'How Long Do I Have?' New Online Tool for Patients With Cancer

Roxanne Nelson, RN, BSN

February 03, 2020

Patients with cancer often want to know 'How long do I have?' Now they can take a look themselves at a newly launched and free online prognosis tool, CancerSurvivalRates.com.

It provides patients with a simple tool that can be customized according to their cancer type and specific characteristics such as grade and stage, as well as individual characteristics such as their age and gender.

Stephen Buck, CEO and cofounder of Courage Health, the company behind CancerSurvivalRates.com, emphasized that the goal of this tool is not only to provide information about prognosis, but to encourage patients to speak with their physician.

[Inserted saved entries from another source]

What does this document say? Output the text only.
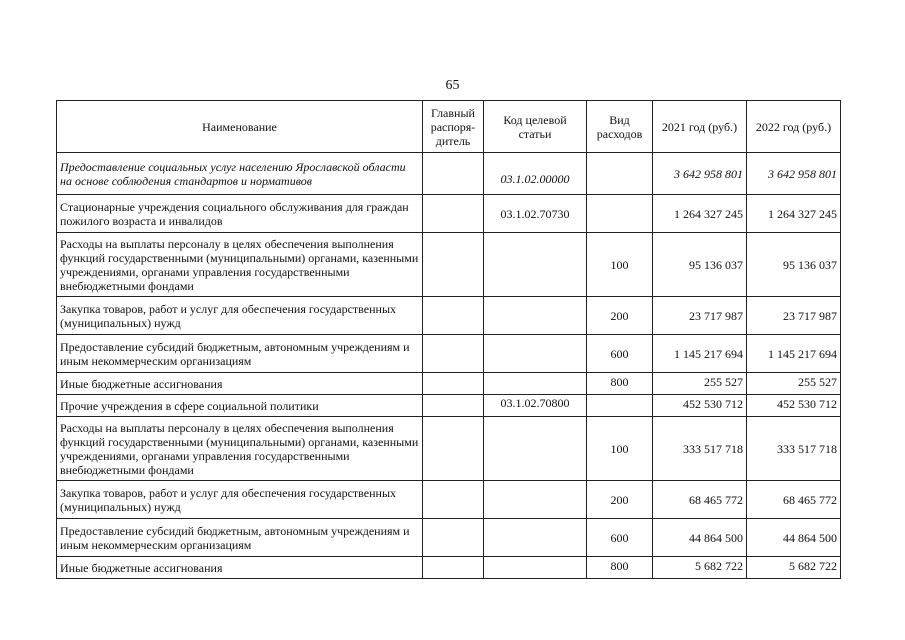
65
Наименование	Главный распоря-дитель	Код целевой статьи	Вид расходов	2021 год (руб.)	2022 год (руб.)
Предоставление социальных услуг населению Ярославской области на основе соблюдения стандартов и нормативов		03.1.02.00000		3 642 958 801	3 642 958 801
Стационарные учреждения социального обслуживания для граждан пожилого возраста и инвалидов		03.1.02.70730		1 264 327 245	1 264 327 245
Расходы на выплаты персоналу в целях обеспечения выполнения функций государственными (муниципальными) органами, казенными учреждениями, органами управления государственными внебюджетными фондами			100	95 136 037	95 136 037
Закупка товаров, работ и услуг для обеспечения государственных (муниципальных) нужд			200	23 717 987	23 717 987
Предоставление субсидий бюджетным, автономным учреждениям и иным некоммерческим организациям			600	1 145 217 694	1 145 217 694
Иные бюджетные ассигнования			800	255 527	255 527
Прочие учреждения в сфере социальной политики		03.1.02.70800		452 530 712	452 530 712
Расходы на выплаты персоналу в целях обеспечения выполнения функций государственными (муниципальными) органами, казенными учреждениями, органами управления государственными внебюджетными фондами			100	333 517 718	333 517 718
Закупка товаров, работ и услуг для обеспечения государственных (муниципальных) нужд			200	68 465 772	68 465 772
Предоставление субсидий бюджетным, автономным учреждениям и иным некоммерческим организациям			600	44 864 500	44 864 500
Иные бюджетные ассигнования			800	5 682 722	5 682 722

"We want the patient to do the research for the purpose of having a conversation the doctor," he told Medscape Medical News. "These are just statistics, based on their profile, but it provides the basis for further discussion."

Buck explained that it was developed as an aid for patients. "Once you hear something shocking like a cancer diagnosis, you can really be overwhelmed," he said. "And a lot of studies have shown that patients often don't understand what they are told about a prognosis. The physician, for example, may use language that may be hard for patients to understand."

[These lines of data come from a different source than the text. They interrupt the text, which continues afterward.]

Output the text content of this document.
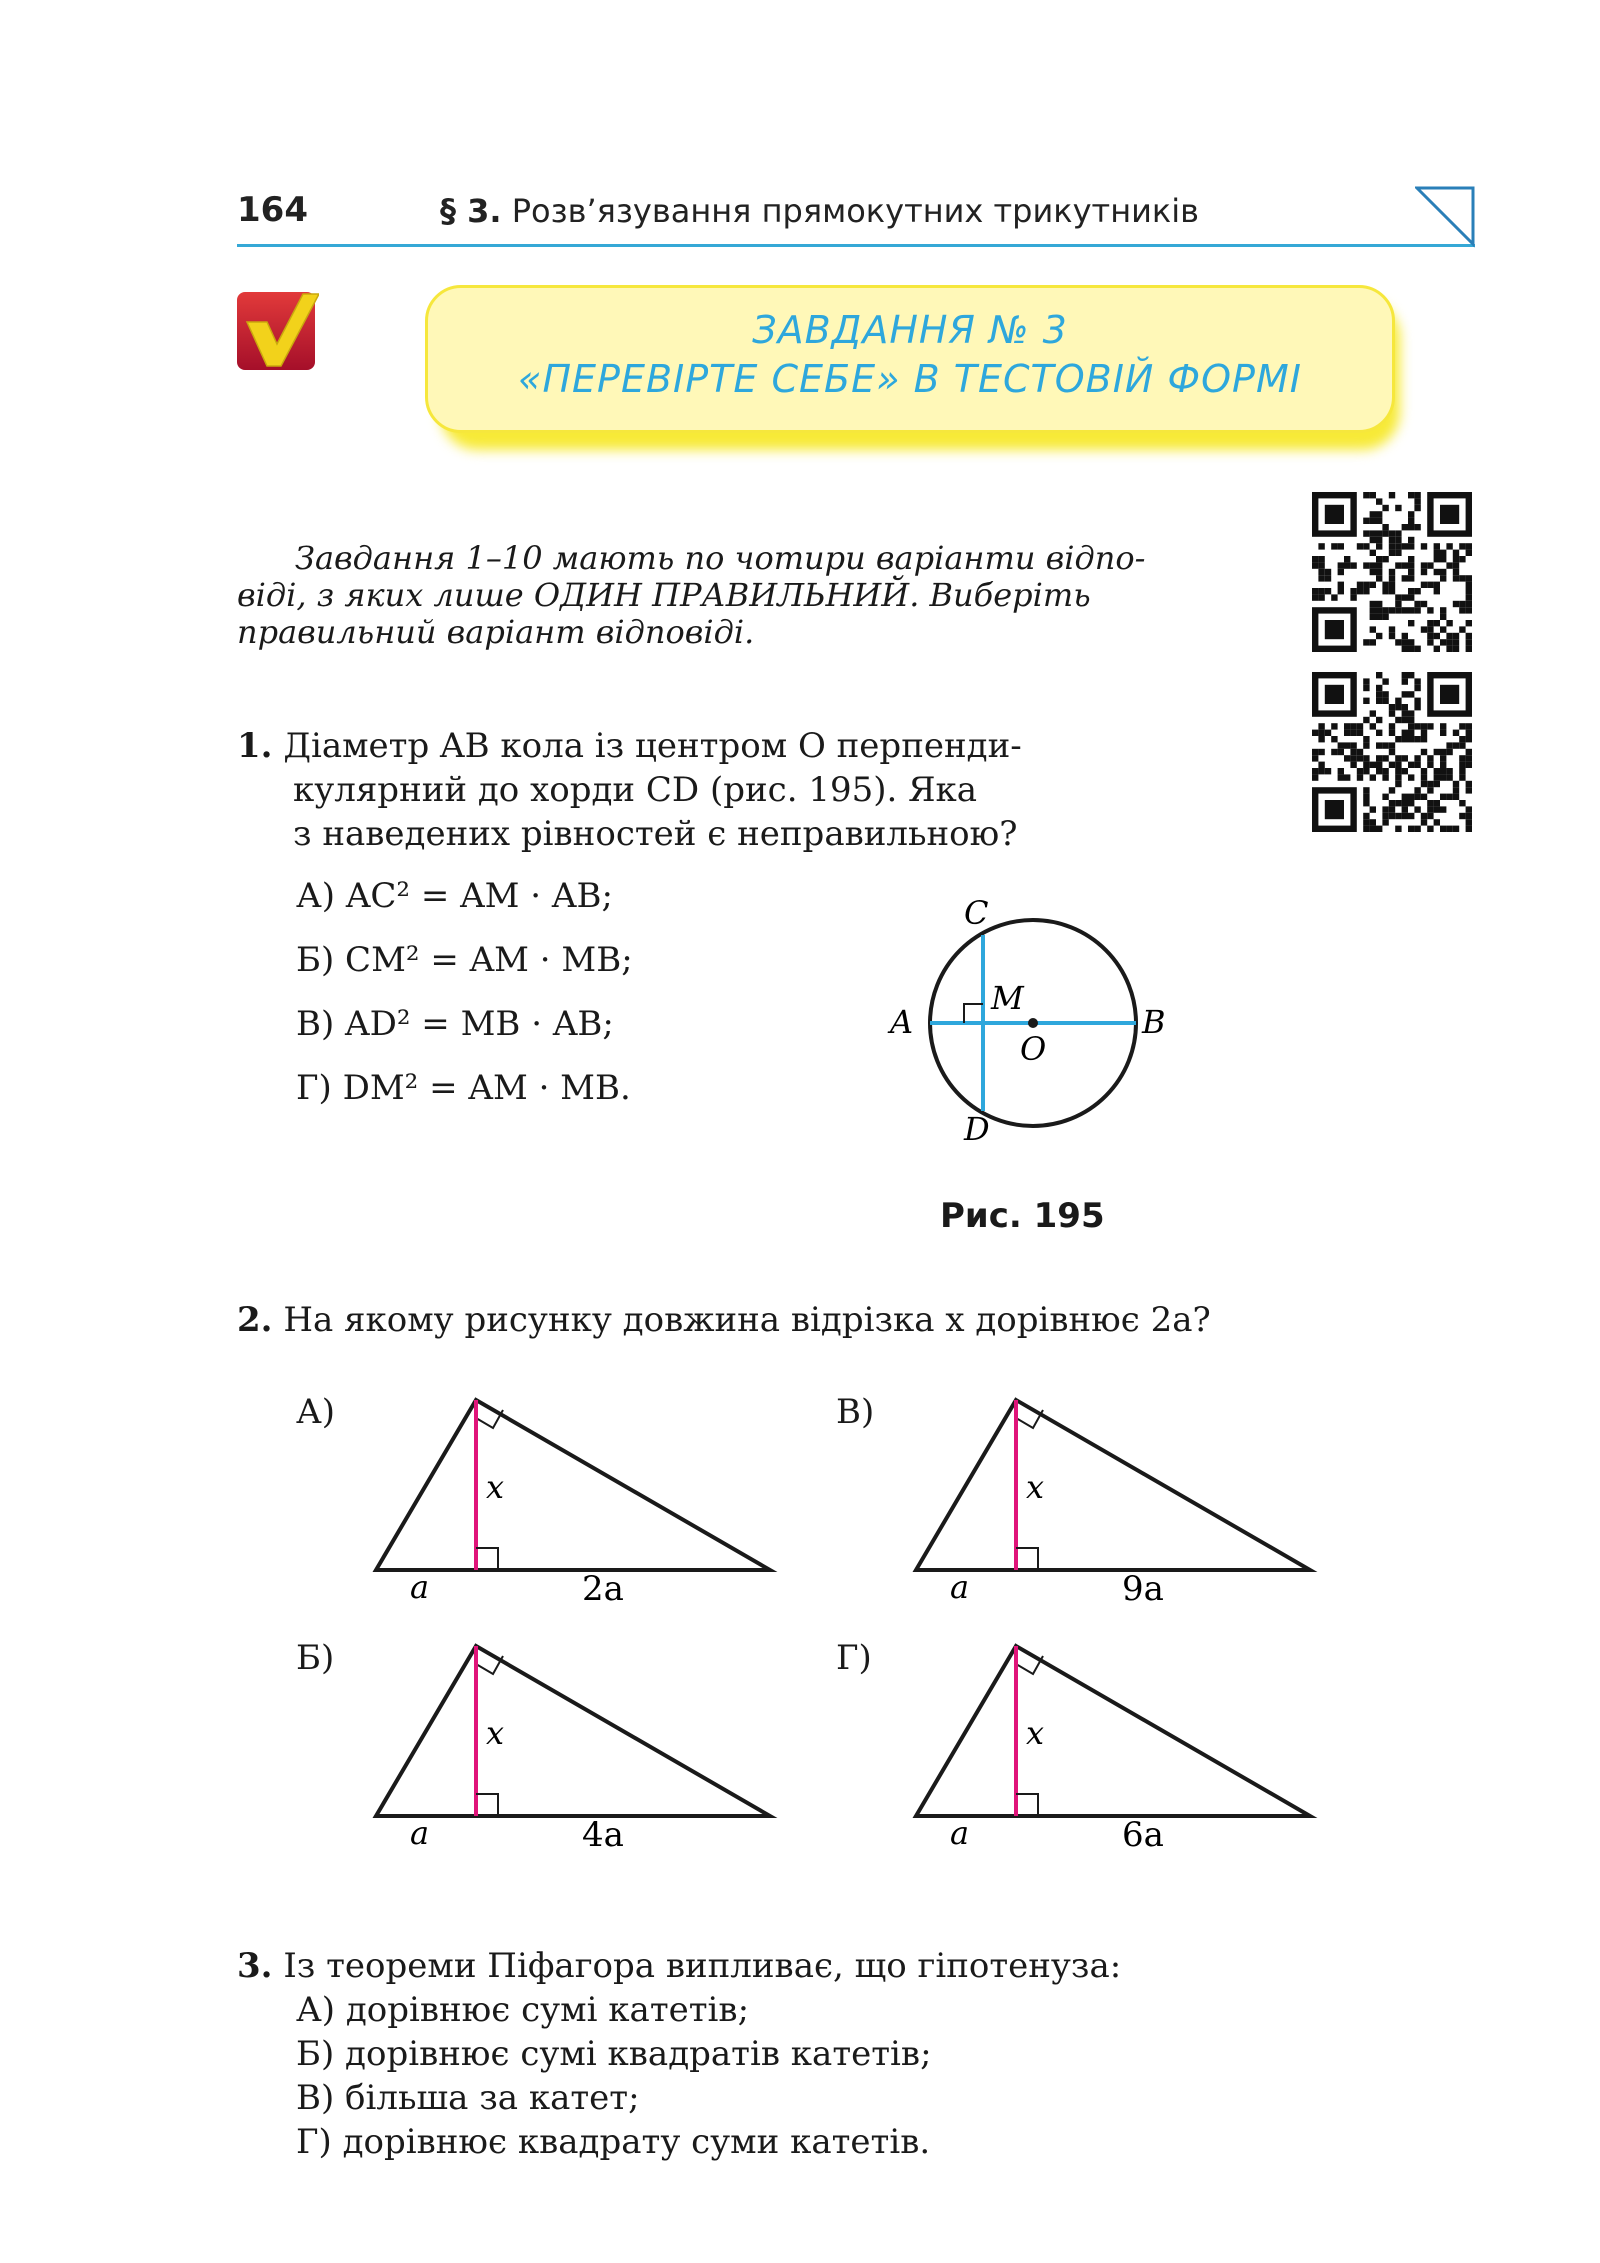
164	§ 3. Розв’язування прямокутних трикутників
ЗАВДАННЯ № 3
«ПЕРЕВІРТЕ СЕБЕ» В ТЕСТОВІЙ ФОРМІ
Завдання 1–10 мають по чотири варіанти відпо-
віді, з яких лише ОДИН ПРАВИЛЬНИЙ. Виберіть
правильний варіант відповіді.
1. Діаметр AB кола із центром O перпенди-
кулярний до хорди CD (рис. 195). Яка
з наведених рівностей є неправильною?
А) AC² = AM · AB;
Б) CM² = AM · MB;
В) AD² = MB · AB;
Г) DM² = AM · MB.
C
A
M
B
O
D
Рис. 195
2. На якому рисунку довжина відрізка x дорівнює 2a?
А)	В)
Б)	Г)
x
a	2a
x
a	9a
x
a	4a
x
a	6a
3. Із теореми Піфагора випливає, що гіпотенуза:
А) дорівнює сумі катетів;
Б) дорівнює сумі квадратів катетів;
В) більша за катет;
Г) дорівнює квадрату суми катетів.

Courage Health uses the same data as the American Cancer Society, the American Society of Clinical Oncology, and the National Cancer Institute (NCI), he said.

"The NCI does provide information on their website through the SEER [Surveillance, Epidemiology, and End Results] Explorer tool, but it's tricky for an inexperienced user," said Buck. "In this regard, our tool — using the same underlying data — is very similar. We just have an easier-to-use interface plus questions to ask your doctor."

In addition, this tool is a little more customizable, Buck added. "Someone with colon cancer, for example, may have a 5-year survival rate of 75% according to some data, but that might include all ages and grades. We try to tailor it a little to make it more exact."

So What Do Oncologists Think?

Medscape reached out to oncologists to gauge their reactions to the new online tool.

"I believe if you ask 50 oncologists and 50 lay people about the utility of the tool, you'll get a variety of different responses," said Ramy Sedhom, MD, an oncology fellow at Johns Hopkins Medicine in Baltimore, Maryland. He emphasized that no algorithm, or a clinician's best judgement, will be correct all of the time.  

"This is especially true considering that, as a society, we have not done our part to account for the variables that influence patient outcomes, including a lack of equity," he said. "However, I believe the training of oncologists is changing and allowing flexibility when it comes to how patient information is shared. And with the explosion of social media, Twitter, and patient advocates, there needs to be an openness to utilizing novel ways to share important information."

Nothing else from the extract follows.